The study, by Hewitt Associates, as well as researchers from Harvard University and the Wharton School of the University of Pennsylvania, found that not only did employees overall have critical misperceptions about their 401(k) plans, those misperceptions were even more pervasive among those who failed to participate, or who participated at a level less than the match threshold.
The study of 621 workers found that three-quarters of those not participating enough to receive the full match were unable to correctly identify the company match threshold as a percent of pay, nor the rate at which their employer matched their pre-tax contributions. In fact, only about a third (35%) were definitely aware of the fact that their employer even offered a matching contribution.
Worse, more than half (54%) of the low participating group not only did not know their employer offered a matching contribution – even after they were so informed, only 12% increased their contribution rate.
Their myopia extends to either areas as well. Consider investment options, where a third of survey respondents overall did not know what investments were available in their 401(k) plan – but the ratio of uncertainty more than doubled among those who were not contributing to the full match level.
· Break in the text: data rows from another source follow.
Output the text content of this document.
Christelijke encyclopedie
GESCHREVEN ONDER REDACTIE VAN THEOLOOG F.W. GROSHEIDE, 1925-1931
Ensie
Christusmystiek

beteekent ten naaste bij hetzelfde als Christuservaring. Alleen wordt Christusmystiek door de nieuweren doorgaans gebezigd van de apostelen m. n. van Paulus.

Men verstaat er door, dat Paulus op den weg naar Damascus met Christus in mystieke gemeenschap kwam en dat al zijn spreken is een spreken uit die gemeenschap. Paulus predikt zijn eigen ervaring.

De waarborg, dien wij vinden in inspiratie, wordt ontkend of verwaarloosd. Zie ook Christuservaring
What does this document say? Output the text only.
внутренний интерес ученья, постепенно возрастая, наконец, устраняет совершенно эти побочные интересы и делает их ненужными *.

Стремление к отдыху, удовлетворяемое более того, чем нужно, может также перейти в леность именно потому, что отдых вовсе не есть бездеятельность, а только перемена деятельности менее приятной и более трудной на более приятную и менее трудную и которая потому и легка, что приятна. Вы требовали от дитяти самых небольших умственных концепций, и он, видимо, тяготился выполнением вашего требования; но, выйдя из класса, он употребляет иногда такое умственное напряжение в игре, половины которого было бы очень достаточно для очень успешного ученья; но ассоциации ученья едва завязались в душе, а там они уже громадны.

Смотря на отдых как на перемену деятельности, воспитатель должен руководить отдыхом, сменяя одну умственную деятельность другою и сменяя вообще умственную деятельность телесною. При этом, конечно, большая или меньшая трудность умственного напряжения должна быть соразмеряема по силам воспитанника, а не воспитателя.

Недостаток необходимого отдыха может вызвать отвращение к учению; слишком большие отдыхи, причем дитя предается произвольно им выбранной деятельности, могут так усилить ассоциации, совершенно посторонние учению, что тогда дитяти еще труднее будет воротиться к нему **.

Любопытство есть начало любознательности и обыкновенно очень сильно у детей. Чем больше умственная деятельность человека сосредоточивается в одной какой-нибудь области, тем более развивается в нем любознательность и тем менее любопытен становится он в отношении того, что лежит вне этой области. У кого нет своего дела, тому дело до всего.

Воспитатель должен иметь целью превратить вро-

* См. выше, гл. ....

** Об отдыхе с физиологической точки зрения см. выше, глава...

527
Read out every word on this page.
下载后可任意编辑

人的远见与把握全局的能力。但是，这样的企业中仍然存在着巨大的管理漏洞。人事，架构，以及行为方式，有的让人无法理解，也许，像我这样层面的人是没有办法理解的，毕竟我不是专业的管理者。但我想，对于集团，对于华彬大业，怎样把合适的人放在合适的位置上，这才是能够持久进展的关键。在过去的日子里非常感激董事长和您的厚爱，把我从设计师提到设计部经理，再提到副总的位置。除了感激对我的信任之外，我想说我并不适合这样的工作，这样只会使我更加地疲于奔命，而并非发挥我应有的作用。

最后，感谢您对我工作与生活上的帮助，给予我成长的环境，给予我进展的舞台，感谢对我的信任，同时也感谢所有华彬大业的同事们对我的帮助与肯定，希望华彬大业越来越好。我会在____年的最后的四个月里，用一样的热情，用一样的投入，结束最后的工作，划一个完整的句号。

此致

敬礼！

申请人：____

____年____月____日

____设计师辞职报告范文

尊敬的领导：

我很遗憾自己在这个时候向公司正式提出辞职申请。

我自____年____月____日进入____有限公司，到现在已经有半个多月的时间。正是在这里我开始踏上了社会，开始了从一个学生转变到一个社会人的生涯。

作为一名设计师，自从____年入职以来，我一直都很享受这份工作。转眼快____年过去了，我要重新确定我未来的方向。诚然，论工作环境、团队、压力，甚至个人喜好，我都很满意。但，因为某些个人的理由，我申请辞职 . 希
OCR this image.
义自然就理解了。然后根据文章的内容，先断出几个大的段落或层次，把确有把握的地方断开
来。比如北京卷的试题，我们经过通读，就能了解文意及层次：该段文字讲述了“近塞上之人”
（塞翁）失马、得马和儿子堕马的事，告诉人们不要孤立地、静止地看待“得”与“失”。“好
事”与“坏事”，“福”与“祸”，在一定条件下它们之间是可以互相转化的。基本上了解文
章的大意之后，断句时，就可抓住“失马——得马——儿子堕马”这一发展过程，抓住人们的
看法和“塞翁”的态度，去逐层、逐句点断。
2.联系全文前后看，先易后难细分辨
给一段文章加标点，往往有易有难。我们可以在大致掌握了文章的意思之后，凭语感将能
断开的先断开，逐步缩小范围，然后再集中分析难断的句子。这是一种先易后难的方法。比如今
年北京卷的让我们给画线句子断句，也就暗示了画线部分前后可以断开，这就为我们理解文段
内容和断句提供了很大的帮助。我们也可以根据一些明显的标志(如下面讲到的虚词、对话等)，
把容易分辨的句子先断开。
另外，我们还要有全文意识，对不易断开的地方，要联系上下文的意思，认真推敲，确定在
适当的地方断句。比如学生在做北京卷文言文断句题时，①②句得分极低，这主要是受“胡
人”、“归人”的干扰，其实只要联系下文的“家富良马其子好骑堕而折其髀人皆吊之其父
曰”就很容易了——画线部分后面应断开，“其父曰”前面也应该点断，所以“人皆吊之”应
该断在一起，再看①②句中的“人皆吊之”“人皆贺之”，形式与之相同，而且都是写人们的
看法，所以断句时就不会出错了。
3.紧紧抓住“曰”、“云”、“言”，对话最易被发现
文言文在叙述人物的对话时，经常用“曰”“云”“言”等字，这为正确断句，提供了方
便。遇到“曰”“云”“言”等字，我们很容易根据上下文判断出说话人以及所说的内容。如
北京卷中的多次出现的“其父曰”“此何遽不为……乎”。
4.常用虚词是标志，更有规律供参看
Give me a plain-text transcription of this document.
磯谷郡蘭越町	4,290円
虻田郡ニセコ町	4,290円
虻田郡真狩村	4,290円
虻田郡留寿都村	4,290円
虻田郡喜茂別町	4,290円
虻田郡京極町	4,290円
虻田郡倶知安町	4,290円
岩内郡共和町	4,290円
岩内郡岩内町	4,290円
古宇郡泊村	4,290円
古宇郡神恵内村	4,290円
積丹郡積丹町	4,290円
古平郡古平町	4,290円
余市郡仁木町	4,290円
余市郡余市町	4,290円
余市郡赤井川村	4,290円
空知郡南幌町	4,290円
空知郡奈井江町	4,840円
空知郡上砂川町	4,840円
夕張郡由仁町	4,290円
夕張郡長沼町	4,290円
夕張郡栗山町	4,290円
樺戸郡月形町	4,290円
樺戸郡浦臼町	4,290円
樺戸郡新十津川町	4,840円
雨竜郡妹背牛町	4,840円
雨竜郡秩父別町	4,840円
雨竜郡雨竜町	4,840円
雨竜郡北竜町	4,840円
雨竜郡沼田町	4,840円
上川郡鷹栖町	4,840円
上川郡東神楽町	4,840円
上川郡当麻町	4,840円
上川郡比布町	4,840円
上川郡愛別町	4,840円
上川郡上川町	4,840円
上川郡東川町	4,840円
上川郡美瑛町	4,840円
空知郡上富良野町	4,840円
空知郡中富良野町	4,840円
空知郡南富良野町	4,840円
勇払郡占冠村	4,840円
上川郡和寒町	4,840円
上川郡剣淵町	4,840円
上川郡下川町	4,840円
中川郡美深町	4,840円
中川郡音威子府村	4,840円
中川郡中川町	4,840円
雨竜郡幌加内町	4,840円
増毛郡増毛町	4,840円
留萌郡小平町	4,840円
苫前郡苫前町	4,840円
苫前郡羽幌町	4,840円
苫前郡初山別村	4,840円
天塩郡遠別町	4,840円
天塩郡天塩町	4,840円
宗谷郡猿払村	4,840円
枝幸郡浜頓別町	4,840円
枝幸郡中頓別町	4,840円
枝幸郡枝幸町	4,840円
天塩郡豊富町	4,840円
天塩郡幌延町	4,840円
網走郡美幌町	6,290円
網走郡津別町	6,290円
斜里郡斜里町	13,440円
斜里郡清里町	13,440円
The level of participation has an impact much greater than plan knowledge, however. Those participating at or above the match level were more likely to say their company’s 401(k) was better than other companies’ 401(k) plan, by a margin of 46% to 37%. The Hewitt survey also found that those who contributed at or above the match threshold were more likely to say:
- they had enough information about the rules of the 401(k) plan (74% to 57%)
- they had a good understanding of the investment choices offered by the plan (68% to 52%)
- they were satisfied with the investment choices offered (66% to 51%)
- their 401(k) met their retirement needs (54% to 34%)
- they would rather save in their 401(k) than outside it (75% to 55%)
Additionally, when asked, three-quarters of those contributing below the match threshold indicated that they did not know how much of their preretirement income they would need to replace once they retired, versus about half of those who were contributing at or above that level.
The Hewitt survey also considered the perceptions and behaviors of those nearing retirement. Among survey respondents, the median participant who is age 59 ½ or older believes they should ideally be saving 19% of their income per year, but the Hewitt survey said they were actually only saving 10% per year (those under age 59 ½ thought they should be saving 15%/year, but only reported saving 6% each year). The survey’s authors also noted that approximately two-thirds of those aged 59 ½ who were not participating in their 401(k) said they do not intend to ever participate, compared to less than a quarter of those under age 59 ½. However, of the roughly one-third of nonparticipants below age 59 ½ who said they planned to start saving in the plan within two months following the survey – only 12.5% actually did.
The most popular reason given by those older than 59 ½ for not participating was, “There’s always a chance I might be changing jobs or retiring soon”, cited by a third of those respondents. “I can’t afford to save right now” was second, cited by 25%, while “I’m worried about corporate scandals and accountability” was third most commonly cited (18%). Younger workers were most likely to cite “I can’t afford to save right now” as a reason for non-participating (14%), while concern about scandals and accountability was second-most often cited.
The survey’s authors noted the following challenges/opportunities from their analysis of the data:
- Lack of comfort with the investment process remains a deterrent to retirement saving
- Lack of urgency and conviction are also barriers, but in general employees know the importance of savings
- Influencing factors such as affordability, job security, and confidence in the markets may be more perceived than real – but they still affect workers’ willingness to save, and
- Workers may have excellent intentions when it comes to retirement savings – and still fail to act.